World Emulation via Neural Network
34 comments
·April 25, 2025das_keyboard
ajb
>I don't get this analogy at all. Instead of a human information flows through a neural network which alters the information.
These days most photos are also stored using lossy compression which alters the information.
You can think of this as a form of highly lossy compression of an image of this forest in time and space.
Most lossy compression is 'subtractive' in that detail is subtracted from the image in order to compress it, so the kind of alterations are limited. However there have been previous non-subtractive forms of compression (eg, fractal compression) that have been criticised on the basis of making up details, which is certainly something that a neural network will do. However if the network is only trained on this forest data, rather than being also trained on other data and then fine tuned, then in some sense it does only represent this forest rather than giving an 'informed impression' like a human artist would.
montebicyclelo
Awesome work / demo / blog
Link to the demo in case people miss it [1]
> using a customized camera app which also recorded my phone’s motion
Using phone's gyro as a proxy for "controls" is very clever
[1] https://madebyoll.in/posts/world_emulation_via_dnn/demo/
Valk3_
This might be a vague question, but what kind of intuition or knowledge do you need to work with these kind of things, say if you want to make your own model? Is it just having experience with image generation and trying to incorporate relevant inputs that you would expect in a 3D world, like the control information you added for instance?
titouanch
This is very impressive for a hobby project. I was wondering if you were planning to release the source code. Being able to create client-hosted, low-requirement neural networks for world generation could be really useful for game dev or artistic projects.
AndrewKemendo
I think this is very interesting because you seem to have reinvented NeRF, if I’m understanding it correctly. I only did one pass through but it looks at first glance like a different approach entirely.
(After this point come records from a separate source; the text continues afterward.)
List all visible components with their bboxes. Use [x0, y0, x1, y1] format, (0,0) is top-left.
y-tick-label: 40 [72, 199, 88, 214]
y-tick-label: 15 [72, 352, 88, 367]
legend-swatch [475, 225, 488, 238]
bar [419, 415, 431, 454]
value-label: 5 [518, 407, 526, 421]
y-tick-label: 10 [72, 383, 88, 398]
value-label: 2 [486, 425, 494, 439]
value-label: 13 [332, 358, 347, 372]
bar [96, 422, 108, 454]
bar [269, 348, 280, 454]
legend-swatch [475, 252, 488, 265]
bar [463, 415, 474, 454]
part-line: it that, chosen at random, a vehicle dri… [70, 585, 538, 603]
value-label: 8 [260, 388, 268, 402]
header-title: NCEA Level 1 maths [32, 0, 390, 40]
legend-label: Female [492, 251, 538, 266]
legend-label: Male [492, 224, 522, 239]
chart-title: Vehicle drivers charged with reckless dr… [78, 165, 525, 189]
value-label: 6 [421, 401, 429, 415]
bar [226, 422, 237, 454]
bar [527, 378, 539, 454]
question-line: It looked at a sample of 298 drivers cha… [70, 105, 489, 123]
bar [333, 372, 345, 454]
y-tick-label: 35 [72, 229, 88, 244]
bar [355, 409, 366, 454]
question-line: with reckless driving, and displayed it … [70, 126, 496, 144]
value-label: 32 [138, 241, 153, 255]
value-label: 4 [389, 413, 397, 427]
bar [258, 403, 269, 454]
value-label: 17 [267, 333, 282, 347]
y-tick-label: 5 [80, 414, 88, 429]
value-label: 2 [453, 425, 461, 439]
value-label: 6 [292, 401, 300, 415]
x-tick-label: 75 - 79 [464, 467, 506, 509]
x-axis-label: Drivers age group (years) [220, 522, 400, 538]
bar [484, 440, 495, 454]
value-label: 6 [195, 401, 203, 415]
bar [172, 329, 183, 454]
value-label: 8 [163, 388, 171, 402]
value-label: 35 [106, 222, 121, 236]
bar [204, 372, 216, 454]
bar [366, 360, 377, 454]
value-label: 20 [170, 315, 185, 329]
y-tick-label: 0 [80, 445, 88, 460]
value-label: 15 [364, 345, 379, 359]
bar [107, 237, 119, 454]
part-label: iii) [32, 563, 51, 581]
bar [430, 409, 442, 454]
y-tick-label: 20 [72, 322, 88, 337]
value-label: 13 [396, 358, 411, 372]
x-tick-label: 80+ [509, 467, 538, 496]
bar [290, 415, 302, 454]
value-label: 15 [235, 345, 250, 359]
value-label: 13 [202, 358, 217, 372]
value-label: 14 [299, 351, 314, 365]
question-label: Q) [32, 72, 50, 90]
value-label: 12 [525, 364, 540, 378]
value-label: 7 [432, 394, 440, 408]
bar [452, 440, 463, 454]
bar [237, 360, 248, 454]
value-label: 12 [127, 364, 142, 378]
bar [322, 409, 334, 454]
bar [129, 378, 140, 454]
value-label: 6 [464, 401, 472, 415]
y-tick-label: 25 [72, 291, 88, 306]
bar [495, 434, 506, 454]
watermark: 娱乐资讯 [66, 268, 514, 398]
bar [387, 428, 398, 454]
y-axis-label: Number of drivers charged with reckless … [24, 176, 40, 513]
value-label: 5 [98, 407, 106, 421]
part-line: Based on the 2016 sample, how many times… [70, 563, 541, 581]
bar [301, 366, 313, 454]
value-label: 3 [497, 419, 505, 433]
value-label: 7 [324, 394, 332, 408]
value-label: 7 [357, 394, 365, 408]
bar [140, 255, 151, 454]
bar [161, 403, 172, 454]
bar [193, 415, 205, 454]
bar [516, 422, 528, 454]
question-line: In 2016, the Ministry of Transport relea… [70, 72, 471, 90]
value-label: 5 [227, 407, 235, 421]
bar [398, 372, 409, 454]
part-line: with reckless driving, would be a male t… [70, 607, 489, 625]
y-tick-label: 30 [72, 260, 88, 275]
More interesting is that you made an easy to use environment authoring tool that (I haven’t tried it yet) seems really slick.
Both of those are impressive alone but together that’s very exciting.
bjornsing
NeRF is a more complex and constrained approach, based on a kind of ray tracing. But results are obviously similar.
nopakos
Next we should try "Excel emulation via Neural Network". We get rid of a lot of intermediate steps, calculations, user interface etc!
What could go wrong?
Jokes aside, this is insanely cool!
downboots
or for a large dataset of math identities and have the user draw one side
Imanari
Amazing work. Could you elaborate on the model architecture and the process that lead you to using this architecture?
Macuyiko
The model seems to be viewable here:
https://netron.app/?url=https://madebyoll.in/posts/world_emu...
tehsauce
I love this! Your results seem comparable to the counter strike or minecraft models from a bit ago with massively less compute and data. It's particularly cool that it uses real world data. I've been wanting to do something like this for a while, like capturing a large dataset while backpacking in the cascades :)
I didn't see it in an obvious place on your github, do you have any plans to open source the training code?
udia
Very nice work. Seems very similar to the Oasis Minecraft simulator.
ollin
Yup, definitely similar! There are a lot of video-game-emulation World Models floating around now, https://worldarcade.gg had a list. In the self-driving & robotics literature there have also been many WMs created for policy training and evaluation. I don't remember a prior WM built on first-person cell-phone video, but it's a simple enough concept that someone has probably done it for a student project or something :)
puchatek
This is great but I think I'll stick to mushrooms.
ulrikrasmussen
I also thought those wooden guard rails looked pretty spot on how they would look on 2C-B. The only thing that's missing is the overlay of geometric patterns on even surfaces.
bongodongobob
Yeah, the similarities to psychedelics with some of this stuff is remarkable.
ilaksh
It makes me think that maybe our visual perception is similar to what this program is doing in some ways.
I wonder if there are any computer vision projects that take a similar world emulation approach?
Imagine you collected the depth data also.
voidspark
Yes the model is a U-Net, which is a type of Convolutional Neural Network (CNN), which is inspired by the structure of the visual cortex.
https://en.wikipedia.org/wiki/Convolutional_neural_network#H...
LoganDark
For some reason, psilocybin causes me to randomly just lose consciousness, and LSD doesn't. Weird stuff.
null
gitroom
Gotta say, Ive always wanted to try building something like this myself. That kind of grind pays off way more than shiny announcements imo.
> So, if traditional game worlds are paintings, neural worlds are photographs. Information flows from sensor to screen without passing through human hands.
I don't get this analogy at all. Instead of a human information flows through a neural network which alters the information.
> Every lifelike detail in the final world is only there because my phone recorded it.
I might be wrong here but I don't think this is true. It might also be there because the network inferred that it is there based on previous data.
Imo this just takes the human out of a artistic process - creating video game worlds and I'm not sure if this is worth archiving.